Bin ich eine yogapraktizierende Joggerin oder ein joggender Yoga-Fan. Um ehrlich zu sein könnte ich darauf jede Woche eine andere Antwort geben. Immer überwiegt mal das eine, dann wieder das andere. Mal brauche ich eher die Ruhe auf der Matte, dann ist mir wieder danach mich komplett auszupowern. Diese zwei „Sportarten“ sind es jedenfalls, die mich seit Jahren begleiten, für meinen Ausgleich sorgen, mich erden, mich zu neuen Herausforderungen anspornen und eines weiß ich sicher: bei mir ginge das eine nicht ohne das andere. Sowohl unter mentalen, aber auch unter rein physischen Aspekten.

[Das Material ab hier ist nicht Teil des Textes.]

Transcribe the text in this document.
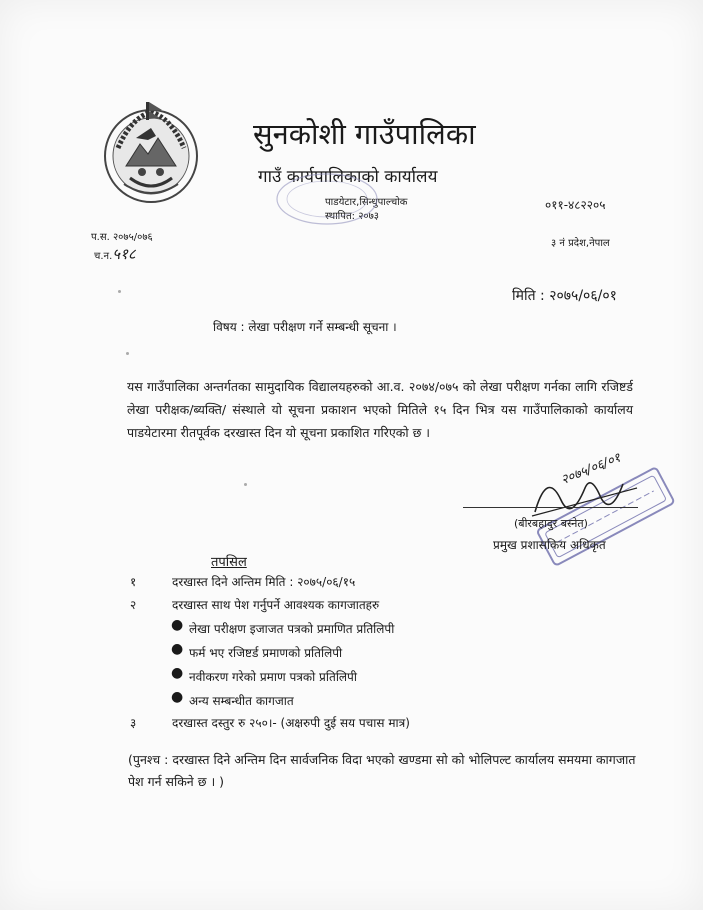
सुनकोशी गाउँपालिका
गाउँ कार्यपालिकाको कार्यालय
पाडयेटार,सिन्धुपाल्चोक
स्थापित: २०७३
०११-४८२२०५
३ नं प्रदेश,नेपाल
प.स. २०७५/०७६
च.न.५१८
मिति : २०७५/०६/०१
विषय : लेखा परीक्षण गर्ने सम्बन्धी सूचना ।
यस गाउँपालिका अन्तर्गतका सामुदायिक विद्यालयहरुको आ.व. २०७४/०७५ को लेखा परीक्षण गर्नका लागि रजिष्टर्ड लेखा परीक्षक/ब्यक्ति/ संस्थाले यो सूचना प्रकाशन भएको मितिले १५ दिन भित्र यस गाउँपालिकाको कार्यालय पाडयेटारमा रीतपूर्वक दरखास्त दिन यो सूचना प्रकाशित गरिएको छ ।
२०७५/०६/०१
(बीरबहादुर बस्नेत)
प्रमुख प्रशासकिय अधिकृत
तपसिल
१	दरखास्त दिने अन्तिम मिति : २०७५/०६/१५
२	दरखास्त साथ पेश गर्नुपर्ने आवश्यक कागजातहरु
● लेखा परीक्षण इजाजत पत्रको प्रमाणित प्रतिलिपी
● फर्म भए रजिष्टर्ड प्रमाणको प्रतिलिपी
● नवीकरण गरेको प्रमाण पत्रको प्रतिलिपी
● अन्य सम्बन्धीत कागजात
३	दरखास्त दस्तुर रु २५०।- (अक्षरुपी दुई सय पचास मात्र)
(पुनश्च : दरखास्त दिने अन्तिम दिन सार्वजनिक विदा भएको खण्डमा सो को भोलिपल्ट कार्यालय समयमा कागजात पेश गर्न सकिने छ । )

Zum Yoga kam ich vor etwa fünf Jahren. Damals war ich schon passionierte Läuferin, wollte aber mal wieder was Neues ausprobieren. Und was soll ich sagen: die ersten Stunden waren schmerzhaft, sehr schmerzhaft. Was ich nämlich nicht geahnt hatte: das jahrelange Laufen hatte so ziemlich alles in mir verkürzt, was es zu verkürzen gab. Meine Vorbeugen hatten einen 90Grad-Winkel, mein Hund sah aus wie eine Schildkröte und mit den Händen zu den Zehen..whaaaat?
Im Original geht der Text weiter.